Mr McDonald added: “The Tories have neglected buses, along with the people and communities who rely on them.
"Slashing bus funding damages our communities by cutting people off from work and leisure and worsening congestion and air pollution.
“Labour is announcing an end to austerity for buses and the funding needed to transform local services to allow our towns and cities to thrive.”
Mr Corbyn travelled up from London by train, and took the tram to Wilkinson Street depot to see NET's trams, and Nottingham City Transport's new fleet of environmentally-friendly bio-gas buses.
He told the Dispatch: "Margaret Thatcher said a young man must account himself a failure if he hasn't got a car by the age of 25.
"But the whole idea that you use a bus as a last resort is absurd. When you have got a good quality service it becomes a normal way of travelling. When fares were reduced in London you saw everyone starting to use them."
He said car-ownership had dropped in his constituency because of good public transport.
Plans for free bus travel for under-25s to help generate lifelong increases in public transport use was also announced.
"They will grow up with the bus being the norm," he said. "Buses are a more efficient use of road space."
Asked about Labour's current rating in the opinion polls, Mr Corbyn said: "I never comment on opinion polls.

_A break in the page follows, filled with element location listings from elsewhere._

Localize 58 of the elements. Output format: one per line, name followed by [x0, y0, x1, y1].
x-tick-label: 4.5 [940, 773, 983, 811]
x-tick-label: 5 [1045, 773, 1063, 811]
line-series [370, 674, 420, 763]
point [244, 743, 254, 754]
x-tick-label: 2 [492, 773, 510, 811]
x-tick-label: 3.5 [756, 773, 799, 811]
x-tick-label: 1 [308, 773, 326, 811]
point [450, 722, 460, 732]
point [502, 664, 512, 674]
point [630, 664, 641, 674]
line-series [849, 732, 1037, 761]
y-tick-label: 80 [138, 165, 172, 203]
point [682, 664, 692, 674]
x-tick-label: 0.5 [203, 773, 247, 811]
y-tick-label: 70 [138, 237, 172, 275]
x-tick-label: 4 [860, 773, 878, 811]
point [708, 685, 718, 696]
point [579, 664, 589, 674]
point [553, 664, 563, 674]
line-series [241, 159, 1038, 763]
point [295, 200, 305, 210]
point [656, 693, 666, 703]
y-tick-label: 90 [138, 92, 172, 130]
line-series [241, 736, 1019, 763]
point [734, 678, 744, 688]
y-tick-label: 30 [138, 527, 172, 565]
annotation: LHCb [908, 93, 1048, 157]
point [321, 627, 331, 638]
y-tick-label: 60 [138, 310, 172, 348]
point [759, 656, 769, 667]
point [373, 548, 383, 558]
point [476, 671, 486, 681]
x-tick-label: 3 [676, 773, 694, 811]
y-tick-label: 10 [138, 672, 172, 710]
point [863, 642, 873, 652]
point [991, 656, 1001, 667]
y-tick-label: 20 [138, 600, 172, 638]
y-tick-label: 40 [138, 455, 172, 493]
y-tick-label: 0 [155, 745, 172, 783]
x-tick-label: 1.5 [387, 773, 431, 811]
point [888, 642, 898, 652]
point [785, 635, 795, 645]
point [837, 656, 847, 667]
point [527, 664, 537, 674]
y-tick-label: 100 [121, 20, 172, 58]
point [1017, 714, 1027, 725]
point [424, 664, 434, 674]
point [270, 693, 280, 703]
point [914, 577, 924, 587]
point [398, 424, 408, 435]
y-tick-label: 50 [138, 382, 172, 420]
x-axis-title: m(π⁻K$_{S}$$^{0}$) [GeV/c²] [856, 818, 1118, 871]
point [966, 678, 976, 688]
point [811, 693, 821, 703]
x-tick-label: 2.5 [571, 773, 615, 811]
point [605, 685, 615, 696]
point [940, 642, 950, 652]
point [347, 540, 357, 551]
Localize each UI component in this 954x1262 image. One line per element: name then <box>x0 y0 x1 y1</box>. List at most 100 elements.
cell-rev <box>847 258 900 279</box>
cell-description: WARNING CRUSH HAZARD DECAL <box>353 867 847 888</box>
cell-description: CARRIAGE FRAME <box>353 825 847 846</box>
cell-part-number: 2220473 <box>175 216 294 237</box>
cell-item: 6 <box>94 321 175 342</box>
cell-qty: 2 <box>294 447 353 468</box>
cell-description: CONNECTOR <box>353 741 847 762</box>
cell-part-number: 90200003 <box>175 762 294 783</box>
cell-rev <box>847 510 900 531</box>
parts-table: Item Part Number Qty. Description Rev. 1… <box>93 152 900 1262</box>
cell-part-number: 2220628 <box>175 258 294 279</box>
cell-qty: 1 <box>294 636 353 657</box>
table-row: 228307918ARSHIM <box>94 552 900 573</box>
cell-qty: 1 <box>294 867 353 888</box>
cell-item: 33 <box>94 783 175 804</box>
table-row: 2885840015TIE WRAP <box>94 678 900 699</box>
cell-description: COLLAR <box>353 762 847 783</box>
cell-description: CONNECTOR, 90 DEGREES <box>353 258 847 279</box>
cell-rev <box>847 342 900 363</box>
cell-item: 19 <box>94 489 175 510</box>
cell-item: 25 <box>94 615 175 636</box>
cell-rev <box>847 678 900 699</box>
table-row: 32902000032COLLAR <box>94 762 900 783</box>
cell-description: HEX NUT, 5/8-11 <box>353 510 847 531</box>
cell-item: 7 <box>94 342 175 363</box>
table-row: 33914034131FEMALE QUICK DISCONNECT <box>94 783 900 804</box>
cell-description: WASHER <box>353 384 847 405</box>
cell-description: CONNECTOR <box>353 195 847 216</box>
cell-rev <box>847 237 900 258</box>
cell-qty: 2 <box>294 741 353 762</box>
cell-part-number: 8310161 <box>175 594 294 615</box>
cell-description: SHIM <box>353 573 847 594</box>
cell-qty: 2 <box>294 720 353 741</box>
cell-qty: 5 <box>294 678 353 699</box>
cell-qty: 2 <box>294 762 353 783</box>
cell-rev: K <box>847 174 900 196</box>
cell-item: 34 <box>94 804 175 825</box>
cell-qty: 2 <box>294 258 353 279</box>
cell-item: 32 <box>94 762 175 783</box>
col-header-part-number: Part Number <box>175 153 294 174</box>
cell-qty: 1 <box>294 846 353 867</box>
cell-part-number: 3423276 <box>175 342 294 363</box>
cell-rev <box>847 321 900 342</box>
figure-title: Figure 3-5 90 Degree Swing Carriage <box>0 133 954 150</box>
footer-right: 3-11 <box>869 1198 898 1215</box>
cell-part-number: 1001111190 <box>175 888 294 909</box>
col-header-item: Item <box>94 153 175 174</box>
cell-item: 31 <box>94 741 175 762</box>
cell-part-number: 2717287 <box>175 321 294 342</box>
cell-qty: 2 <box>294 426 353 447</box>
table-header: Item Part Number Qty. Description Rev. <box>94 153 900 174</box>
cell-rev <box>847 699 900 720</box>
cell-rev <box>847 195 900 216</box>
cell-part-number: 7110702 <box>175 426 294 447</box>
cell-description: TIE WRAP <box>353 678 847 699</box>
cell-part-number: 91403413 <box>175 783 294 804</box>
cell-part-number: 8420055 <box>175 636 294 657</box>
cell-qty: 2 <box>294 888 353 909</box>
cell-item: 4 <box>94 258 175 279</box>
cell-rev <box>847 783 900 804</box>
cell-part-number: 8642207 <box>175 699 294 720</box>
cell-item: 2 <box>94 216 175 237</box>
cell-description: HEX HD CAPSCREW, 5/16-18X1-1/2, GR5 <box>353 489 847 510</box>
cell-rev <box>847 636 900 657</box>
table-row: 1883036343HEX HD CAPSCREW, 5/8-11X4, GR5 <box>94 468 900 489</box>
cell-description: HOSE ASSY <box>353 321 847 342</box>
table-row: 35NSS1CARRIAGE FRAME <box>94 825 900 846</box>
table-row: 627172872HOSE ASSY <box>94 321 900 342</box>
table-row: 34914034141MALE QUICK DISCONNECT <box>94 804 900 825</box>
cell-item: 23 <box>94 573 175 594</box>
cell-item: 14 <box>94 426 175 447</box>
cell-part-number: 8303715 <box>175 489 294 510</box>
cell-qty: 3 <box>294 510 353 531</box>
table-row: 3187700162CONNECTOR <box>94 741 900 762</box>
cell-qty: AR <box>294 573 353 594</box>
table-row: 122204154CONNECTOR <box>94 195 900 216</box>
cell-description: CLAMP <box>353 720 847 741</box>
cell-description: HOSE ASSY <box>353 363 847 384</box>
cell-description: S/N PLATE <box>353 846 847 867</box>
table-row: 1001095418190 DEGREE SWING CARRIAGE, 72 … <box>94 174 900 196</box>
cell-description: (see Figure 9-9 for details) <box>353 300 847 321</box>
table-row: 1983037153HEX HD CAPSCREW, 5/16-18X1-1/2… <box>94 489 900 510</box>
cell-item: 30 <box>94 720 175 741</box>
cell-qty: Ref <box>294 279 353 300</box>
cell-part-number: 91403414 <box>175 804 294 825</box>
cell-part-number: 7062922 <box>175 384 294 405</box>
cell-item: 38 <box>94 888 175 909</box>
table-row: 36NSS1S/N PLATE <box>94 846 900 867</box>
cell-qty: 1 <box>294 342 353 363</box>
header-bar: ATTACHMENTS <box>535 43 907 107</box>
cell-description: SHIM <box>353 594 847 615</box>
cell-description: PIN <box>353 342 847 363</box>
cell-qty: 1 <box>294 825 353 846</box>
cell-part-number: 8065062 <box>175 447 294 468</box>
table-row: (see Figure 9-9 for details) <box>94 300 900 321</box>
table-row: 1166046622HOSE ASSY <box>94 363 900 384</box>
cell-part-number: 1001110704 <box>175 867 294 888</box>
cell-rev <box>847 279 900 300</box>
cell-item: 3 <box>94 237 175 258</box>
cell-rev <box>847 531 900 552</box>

"We are campaigning on an alternative message which is to end austerity and to bring about a more equal society. More than 1m people access food banks in the fifth richest country in the world."
Jerry Hague, Labour's Parliamentary candidate for Sherwood, discussed the party's prospects in the forthcoming local elections.
"I think locally Brexit issue is causing a lot of apathy and of concern about the political process and the way it is being handled in Parliament," he said. "I think the effect will be a low turn-out. A big reduction in the Conservative vote is what we're picking up on the doorstep.
"The challenge for Labour is to persuade people that voting in the local elections will make a difference to their communities and their services.
"There is clear demand for buses in Hucknall because of the new housing. I am telling Jeremy that we need to improve services in the Hucknall West area. They have been promised a bus service and nothing has happened."
Labour's analysis of the Government's own data reveals that funding for local bus services has nearly been cut by half (44 per cent), and the East Midlands has been hit three times harder than the national average.
A local breakdown of the statistics shows that whilst Conservative-led Nottinghamshire have slashed their bus budget, Labour’s Nottingham City Council has increased funding for bus services:
Nottinghamshire: Between 2009/10 and 2017/18, spending on local bus services has been slashed by nearly 60 per cent, well over the regional average.
Nottingham: Between 2009/10 and 2017/18, spending nearly doubled from £940k to £1.7m.